The coronavirus pandemic is putting a spotlight on inequality in health care. Black and Latino New Yorkers have the highest rates of COVID-19 infection and death. That’s why officials said they would initially target communities of color in distributing vaccines.

But late last month, Mayor Bill de Blasio revealed that only 11% of the New Yorkers who have been vaccinated are Black, and only 15% are Latino.

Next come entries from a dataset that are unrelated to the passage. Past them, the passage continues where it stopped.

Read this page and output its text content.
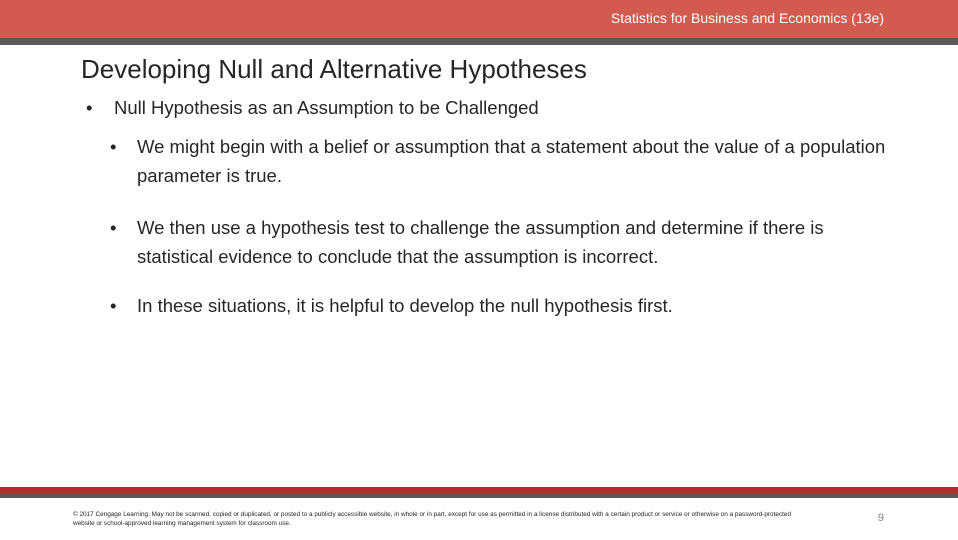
Statistics for Business and Economics (13e)
Developing Null and Alternative Hypotheses
• Null Hypothesis as an Assumption to be Challenged
• We might begin with a belief or assumption that a statement about the value of a population parameter is true.
• We then use a hypothesis test to challenge the assumption and determine if there is statistical evidence to conclude that the assumption is incorrect.
• In these situations, it is helpful to develop the null hypothesis first.
© 2017 Cengage Learning. May not be scanned, copied or duplicated, or posted to a publicly accessible website, in whole or in part, except for use as permitted in a license distributed with a certain product or service or otherwise on a password-protected website or school-approved learning management system for classroom use.	9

“That’s a real concern and my office has been working very hard to change that,” said U.S. Rep. Adriano Espaillat (D-Manhattan and Bronx).

Congressman Espaillat’s district has one of the largest vaccination hubs sites in the city -- the Armory in the Washington Heights neighborhood of northern Manhattan. He says 30,000 people have been vaccinated there so far. But he acknowledges it’s not enough.

Asked what city officials could do to close the gap, so that more people of color get the vaccine, Espaillat said, “I think open up more vaccine sites. So people can basically walk down the street to get their shots.”

The Biden administration has promised that some pharmacies, like CVS, would soon administer vaccinations. Dr. Ramon Tallaj says that is a good start but more should be done. 

“Give the vaccine to the community primary care doctors,” he says.

Tallaj runs SOMOS Community Care, a network of clinics that serve mostly lower-income New Yorkers. SOMOS is in charge of the new vaccine hub at Yankee Stadium, which is dedicated to vaccinating Bronx residents. The borough currently has the city’s highest infection rate.

“We are going to be sure that the community from the Bronx get the vaccine -- the people of color; We, our people, our community, get the vaccine,” Tallaj says.

But expanding access to the vaccine is just part of the battle.

New York Presbyterian/ Columbia University Medical Center, which operates the Armory vaccination site, has been reaching out to senior centers, churches and other community-based organizations to ease any misconceptions the vaccine is unsafe. It also created a website to make appointment, an alternative to the city portal that some seniors find too complicated.

“Seniors were coming to me with such joy because they hadn’t hugged their grandchildren in a year or they hadn’t been out of the house in a year and they’re struggling,” says Andres Nieto, director of community health and outreach, for the NewYork Presbyterian Ambulatory Care Network.

Nieto says the goal is to vaccinate as many New Yorkers as possible to stop the spread of the virus, because that’s the only way life in New York will get back to normal.